YALAN SÖZDEN KAÇININ

Yalan öylesine bir günahtır ki yakasını ona kaptıran kişi bir daha iflah olmama durumuyla karşı karşıya kalır. Bu, bir kul için son derece acı ve zor bir durumdur. Bu hali bir başka hadislerinde ifade ederken Allah Resulü, “Kul yalan söylemeye ve yalan söyleme niyetini taşımaya devam edince bir an gelir ki, kalbinde önce siyah bir nokta belirir. Sonra bu nokta büyür ve kalbinin tamamı simsiyah olur. Sonunda Allah nezdinde “yalancılar” arasına kaydedilir.” demektedir. (Muvatta, Kelam 18).
Çünkü yalancı hem fişlenerek toplum tarafından dışlanır, bu ahlakı yüzünden yer yer rencide olur, kendisine güvenilmeyen, emniyet edilmeyen birisi olur, hem de ahirete yönelik bir azaptan yakasını kurtaramaz. Böylece o iki kere pişmanlık yaşayan bir zavallı durumuna düşer ki bu da İslam’ın insanlar için iki dünya saadeti olma hikmetine ters düştüğünden dinimiz bunlara sebep olan yalanı şiddetle reddeder.

YALAN BİR ZULÜMDÜR

Yalan karşılıklı ilişkilerde kullanıldığından doğrudan insan haklarına aykırı bir tavır ve dahası zulüm olduğundan yanlış ve haram olmuştur. Yalnız bazı durumlar var ki o durumlarda da yalan söylemek caiz, yerine göre bazen sevap da olabilir. Nitekim Peygamber Efendimiz bir hadislerinde şöyle buyuruyorlar: “Ey insanlar! Pervanenin ateşe atılması gibi sizi yalanın peşine düşmeye sevk eden şey nedir? Üç yer hariç, yalanın her çeşidi âdemoğluna haramdır: Bu üç yere gelince:  

1.
Erkeğin, rızasını sağlamak için hanımına yalanı. (Safvan İbnu Süleym ez-Zühri radıyallahu anh anlatıyor: “Bir adam: “Ey Allah’ın Resûlü! Ben eşime yalan söyleyeyim mi?” demişti. Peygamberimiz: “Yalanda hayır yoktur!” buyurdular. Adam: “Vaadde bulunmama, lehinde söylememe ne dersiniz?” diye tekrar sordu. Bunun üzerine Peygamberimiz: “Öyleyse sana bir vebal yok!” buyurdular.”) (Muvatta, Kelâm 18)

2.
Harpte söylenecek yalan. Çünkü harp bir hileden ibarettir. 

3.
İki Müslüman’ın arasında sulhü sağlamak kastıyla söylenen yalan.” (Tirmizi, Birr 26)

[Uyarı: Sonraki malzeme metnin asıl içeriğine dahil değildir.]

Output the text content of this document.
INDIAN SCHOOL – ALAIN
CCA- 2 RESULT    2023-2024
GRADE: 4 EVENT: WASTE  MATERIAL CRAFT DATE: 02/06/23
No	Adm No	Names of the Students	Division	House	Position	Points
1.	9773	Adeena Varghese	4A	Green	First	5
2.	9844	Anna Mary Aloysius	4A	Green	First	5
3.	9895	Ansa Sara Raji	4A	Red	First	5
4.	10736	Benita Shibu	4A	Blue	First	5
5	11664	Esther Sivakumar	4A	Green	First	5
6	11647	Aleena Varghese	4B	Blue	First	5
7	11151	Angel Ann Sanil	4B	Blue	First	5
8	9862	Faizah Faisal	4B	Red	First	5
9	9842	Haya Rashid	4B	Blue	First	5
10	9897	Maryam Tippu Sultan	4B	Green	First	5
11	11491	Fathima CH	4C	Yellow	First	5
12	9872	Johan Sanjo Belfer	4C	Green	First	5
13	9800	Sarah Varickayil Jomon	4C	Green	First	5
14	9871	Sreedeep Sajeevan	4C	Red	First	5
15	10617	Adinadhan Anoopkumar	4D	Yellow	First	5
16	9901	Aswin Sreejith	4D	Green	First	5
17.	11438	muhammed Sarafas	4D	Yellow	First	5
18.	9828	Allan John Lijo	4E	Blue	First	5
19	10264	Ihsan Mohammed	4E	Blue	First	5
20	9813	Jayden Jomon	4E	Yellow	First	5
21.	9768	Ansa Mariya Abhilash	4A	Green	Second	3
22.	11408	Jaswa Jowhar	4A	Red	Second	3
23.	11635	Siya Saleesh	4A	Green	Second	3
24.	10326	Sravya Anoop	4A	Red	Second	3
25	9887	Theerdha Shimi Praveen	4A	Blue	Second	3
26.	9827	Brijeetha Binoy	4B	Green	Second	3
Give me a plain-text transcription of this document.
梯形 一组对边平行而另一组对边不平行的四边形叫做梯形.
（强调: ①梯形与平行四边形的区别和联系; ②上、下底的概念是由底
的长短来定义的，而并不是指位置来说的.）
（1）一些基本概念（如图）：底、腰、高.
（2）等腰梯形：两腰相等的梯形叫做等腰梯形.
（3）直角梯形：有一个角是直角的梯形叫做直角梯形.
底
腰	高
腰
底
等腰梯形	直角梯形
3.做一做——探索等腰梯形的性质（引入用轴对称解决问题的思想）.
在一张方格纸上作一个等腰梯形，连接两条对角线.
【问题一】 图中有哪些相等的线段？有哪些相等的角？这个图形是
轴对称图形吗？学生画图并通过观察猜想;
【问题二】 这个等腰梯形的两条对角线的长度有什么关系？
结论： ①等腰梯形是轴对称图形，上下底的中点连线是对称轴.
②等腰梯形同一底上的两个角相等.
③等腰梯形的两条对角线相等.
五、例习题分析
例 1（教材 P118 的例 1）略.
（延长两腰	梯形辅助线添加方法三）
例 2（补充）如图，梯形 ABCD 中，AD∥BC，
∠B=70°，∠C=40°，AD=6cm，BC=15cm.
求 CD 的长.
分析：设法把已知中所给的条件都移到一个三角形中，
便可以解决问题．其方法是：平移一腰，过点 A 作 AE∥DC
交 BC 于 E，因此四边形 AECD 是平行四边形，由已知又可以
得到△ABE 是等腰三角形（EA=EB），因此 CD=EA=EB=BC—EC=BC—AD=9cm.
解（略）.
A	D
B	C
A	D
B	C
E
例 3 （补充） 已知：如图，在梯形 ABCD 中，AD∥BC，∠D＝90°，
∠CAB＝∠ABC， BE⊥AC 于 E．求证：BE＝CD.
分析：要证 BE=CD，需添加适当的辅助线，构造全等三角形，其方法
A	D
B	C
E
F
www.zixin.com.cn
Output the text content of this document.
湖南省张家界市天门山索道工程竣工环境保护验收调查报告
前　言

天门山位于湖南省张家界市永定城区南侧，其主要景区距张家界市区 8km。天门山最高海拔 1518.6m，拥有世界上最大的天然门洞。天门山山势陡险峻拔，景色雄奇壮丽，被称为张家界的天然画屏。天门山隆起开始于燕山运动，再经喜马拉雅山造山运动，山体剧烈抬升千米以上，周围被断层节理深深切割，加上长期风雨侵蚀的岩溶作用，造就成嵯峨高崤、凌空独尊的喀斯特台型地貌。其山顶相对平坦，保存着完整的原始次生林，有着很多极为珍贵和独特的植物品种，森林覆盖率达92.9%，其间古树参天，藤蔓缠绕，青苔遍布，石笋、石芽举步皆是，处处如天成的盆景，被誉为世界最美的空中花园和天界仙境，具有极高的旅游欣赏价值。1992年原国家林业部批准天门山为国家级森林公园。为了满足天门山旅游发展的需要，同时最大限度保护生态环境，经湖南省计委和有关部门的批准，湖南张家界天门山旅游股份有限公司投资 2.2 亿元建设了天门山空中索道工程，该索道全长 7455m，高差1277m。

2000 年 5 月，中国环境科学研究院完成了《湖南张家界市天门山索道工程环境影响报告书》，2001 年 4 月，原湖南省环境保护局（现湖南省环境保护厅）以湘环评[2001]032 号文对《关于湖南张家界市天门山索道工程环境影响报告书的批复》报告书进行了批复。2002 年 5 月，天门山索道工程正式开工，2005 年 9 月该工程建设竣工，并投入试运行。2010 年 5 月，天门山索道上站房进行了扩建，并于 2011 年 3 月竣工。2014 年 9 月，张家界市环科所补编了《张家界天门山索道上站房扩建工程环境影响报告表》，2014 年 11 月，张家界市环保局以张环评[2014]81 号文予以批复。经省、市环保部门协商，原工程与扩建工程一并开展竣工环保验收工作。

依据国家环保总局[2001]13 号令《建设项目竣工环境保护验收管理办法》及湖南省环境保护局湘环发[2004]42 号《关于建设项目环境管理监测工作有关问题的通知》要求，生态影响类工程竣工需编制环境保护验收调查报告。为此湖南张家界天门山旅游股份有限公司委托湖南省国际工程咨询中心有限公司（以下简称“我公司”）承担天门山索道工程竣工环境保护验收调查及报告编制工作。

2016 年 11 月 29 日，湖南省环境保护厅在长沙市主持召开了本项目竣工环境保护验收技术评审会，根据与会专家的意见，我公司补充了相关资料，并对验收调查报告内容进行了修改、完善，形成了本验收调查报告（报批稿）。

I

İmamı Gazali hazretleri de İhyau Ulumi’d-Din isimli eserinde yalan söylenilebilecek yerleri şöyle sıralıyor.

“Bazen yalan söylemekte fayda bulununca yalana izin verilir. Tıpkı gıybette olduğu gibi. Bazen de yalan söylemek vacip olur. Mesela; Doğru söylendiği takdirde zalim birisinden kaçıp gizlenmiş olan kişinin kanı dökülecekse burada yalan söylemek vaciptir. Bunun gibi harbi amacına ulaştırmak, dargınları barıştırmak, kendisine fenalık edilmiş kimsenin gönlünü almak veya hanımla beyinin arasını bulmak ancak yalanla mümkün oluyorsa bu hallerde yalan söylemek mübahtır. Yalnız haddi aşmamak için zaruret sınırında durulmalıdır.’’
 
BİR SORU-BİR CEVAP

Ramazan ayını inanarak geçirmek ne demek?
Merhamet Peygamber’i Hz. Muhammed (aleyhisselâtü vesselam): “İman ederek ve ecrini Allah'tan bekleme niyetiyle, Ramazan orucunu tutan kimsenin geçmiş günahları affolunur.” (Buhari, Savm 6) müjdesini vermiştir.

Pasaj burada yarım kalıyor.